Another brick in the wall
In the early 1970s I attended the University of Arizona, which sits 60 miles north of the Mexican border. On Friday nights the adventurous would make the run to Nogales, Sonora, a town that catered to college kids looking for adventure. You’d park in the U.S., walk through a turnstile into Mexico, party hard, and stumble back into the U.S. just by showing your driver’s license.
Those were simpler times.
As long as there’s been a border between the U.S. and Mexico, there have been people crossing it illegally. In modern times there has always been a semi-invisible underclass of people willing to work for wages you wouldn’t accept, doing work you wouldn’t dream of doing, while enjoying virtually none of the benefits you take for granted.
Their work helps keep your consumer prices down. We like low prices. The truth is that the United States has always been happy, in a wink-wink sort of way, to exploit those willing to endure what Americans would never endure, because even at our worst we’re better than their former nation’s best. Sort of an economic win-win.
But oh, how times have changed. President Donald Trump has drawn his line in the sand. He is convinced that a physical wall is needed along most (and maybe all, depending on the day) of the U.S. border. He says this will go a long way to stop immigrant criminals, foreign terrorists and illegal drugs from entering the U.S. He is so convinced of the rightness of his cause that on December 11 he said on live television, “I am proud to shut down the government for border security.”
Meanwhile, basic realities—we used to call them facts—are ignored: Individuals on the terrorist watch list tend to attempt entry to the U.S. through airports. Illegal drugs most commonly arrive as harbor freight, or are smuggled through legal U.S. entry points. The majority of people living illegally in the U.S. entered with legal visas and overstayed their visits. The crime rate among illegal residents is lower than the crime rate among U.S. citizens.
So while I applaud the president’s concern over the victims of crime caused by illegal residents, I’ll be even more impressed when he becomes equally infuriated at the crime we suffer at the hands of our fellow Americans.
But back to the border, where a swelling tide of human misery is crashing against our southern gates in increasing waves. Perhaps a wall is the best southern border solution. But perhaps it’s not.
This is, after all, the 21st century. Surveillance cameras are cheap. Motion sensors work. Lights illuminate. Drones fly. All this tech is already in use along large portions of the border. It’s one reason why illegal border crossing arrests are at the lowest rate in 40 years.
To me, it’s all about the tax Benjamins. Right now about a third of our border is already walled or fenced. That leaves about 1,300 miles to go, at a government-estimated cost of $24 million per mile.
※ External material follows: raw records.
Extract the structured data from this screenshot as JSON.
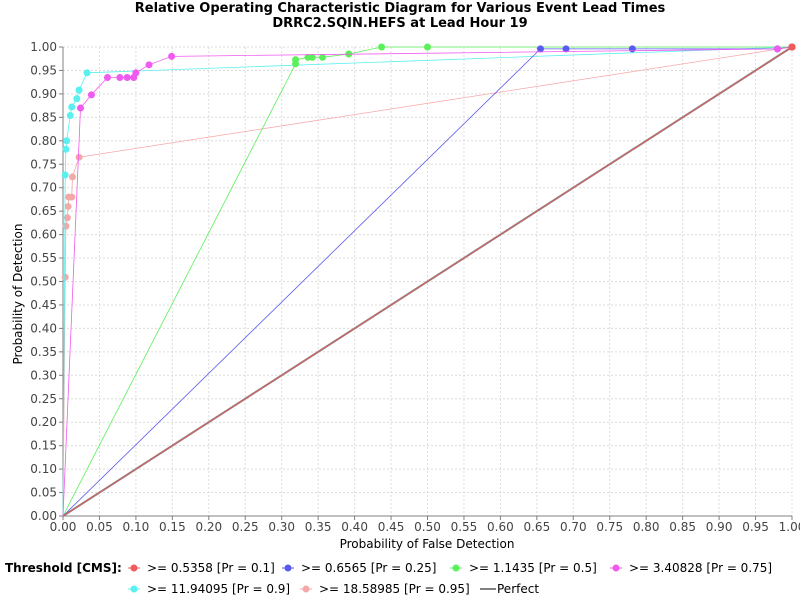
{
  "chart_data": {
    "type": "line",
    "title": "Relative Operating Characteristic Diagram for Various Event Lead Times",
    "subtitle": "DRRC2.SQIN.HEFS at Lead Hour 19",
    "xlabel": "Probability of False Detection",
    "ylabel": "Probability of Detection",
    "xlim": [
      0,
      1
    ],
    "ylim": [
      0,
      1
    ],
    "xticks": [
      "0.00",
      "0.05",
      "0.10",
      "0.15",
      "0.20",
      "0.25",
      "0.30",
      "0.35",
      "0.40",
      "0.45",
      "0.50",
      "0.55",
      "0.60",
      "0.65",
      "0.70",
      "0.75",
      "0.80",
      "0.85",
      "0.90",
      "0.95",
      "1.00"
    ],
    "yticks": [
      "0.00",
      "0.05",
      "0.10",
      "0.15",
      "0.20",
      "0.25",
      "0.30",
      "0.35",
      "0.40",
      "0.45",
      "0.50",
      "0.55",
      "0.60",
      "0.65",
      "0.70",
      "0.75",
      "0.80",
      "0.85",
      "0.90",
      "0.95",
      "1.00"
    ],
    "grid": true,
    "legend_title": "Threshold [CMS]:",
    "legend_position": "bottom",
    "series": [
      {
        "name": ">= 0.5358 [Pr = 0.1]",
        "color": "#f05a5a",
        "x": [
          0,
          1,
          1
        ],
        "y": [
          0,
          1,
          1
        ]
      },
      {
        "name": ">= 0.6565 [Pr = 0.25]",
        "color": "#5a5af0",
        "x": [
          0,
          0.655,
          0.69,
          0.781,
          0.98,
          1
        ],
        "y": [
          0,
          0.996,
          0.996,
          0.996,
          0.996,
          1
        ]
      },
      {
        "name": ">= 1.1435 [Pr = 0.5]",
        "color": "#5af05a",
        "x": [
          0,
          0.319,
          0.319,
          0.336,
          0.342,
          0.356,
          0.392,
          0.437,
          0.5,
          1
        ],
        "y": [
          0,
          0.964,
          0.973,
          0.978,
          0.978,
          0.978,
          0.985,
          1.0,
          1.0,
          1.0
        ]
      },
      {
        "name": ">= 3.40828 [Pr = 0.75]",
        "color": "#f05af0",
        "x": [
          0,
          0.024,
          0.039,
          0.061,
          0.078,
          0.088,
          0.097,
          0.1,
          0.118,
          0.149,
          0.98,
          1
        ],
        "y": [
          0,
          0.87,
          0.898,
          0.935,
          0.935,
          0.935,
          0.935,
          0.945,
          0.962,
          0.98,
          0.996,
          1.0
        ]
      },
      {
        "name": ">= 11.94095 [Pr = 0.9]",
        "color": "#5af0f0",
        "x": [
          0,
          0.003,
          0.004,
          0.005,
          0.01,
          0.012,
          0.019,
          0.022,
          0.033,
          1
        ],
        "y": [
          0,
          0.727,
          0.782,
          0.8,
          0.854,
          0.872,
          0.89,
          0.908,
          0.945,
          1.0
        ]
      },
      {
        "name": ">= 18.58985 [Pr = 0.95]",
        "color": "#f5a8a8",
        "x": [
          0,
          0.003,
          0.004,
          0.006,
          0.007,
          0.008,
          0.012,
          0.013,
          0.022,
          1
        ],
        "y": [
          0,
          0.509,
          0.618,
          0.636,
          0.66,
          0.68,
          0.68,
          0.723,
          0.765,
          1.0
        ]
      },
      {
        "name": "Perfect",
        "color": "#808080",
        "x": [
          0,
          1
        ],
        "y": [
          0,
          1
        ]
      }
    ]
  }
}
So Trump’s call for $5.7 billion is only going to cover a few hundred miles anyway.
Meanwhile, Democrats say they also want improved border security, but that the wall is an immoral waste of money. Of course, a few years back Democrats advocated for more border walls, which makes them look pretty ridiculous in the current stalemate.
Imagine that, stupidity on both sides.
Personally, I’m all for a debate to find the most cost-effective way to effectively and humanely control our borders. But so far there’s only one suggestion on the table — Mr. Trump’s. I’d like to see some others. And then I’d like to see the grown-ups in Washington (if there are any left) explore the issue, reach bi-partisan conclusions and get on with it.
Such a debate would be in the best interest of America, but might take a few days or even weeks. The president can say he’s proud of the shutdown, but I’d be a lot prouder of both the White House and Congress if they’d just sit down and discuss it, without the all-or-nothing posturing on both sides. And holding 800,000 federal workers hostage while that debate happens? Rubbish. Absolute rubbish.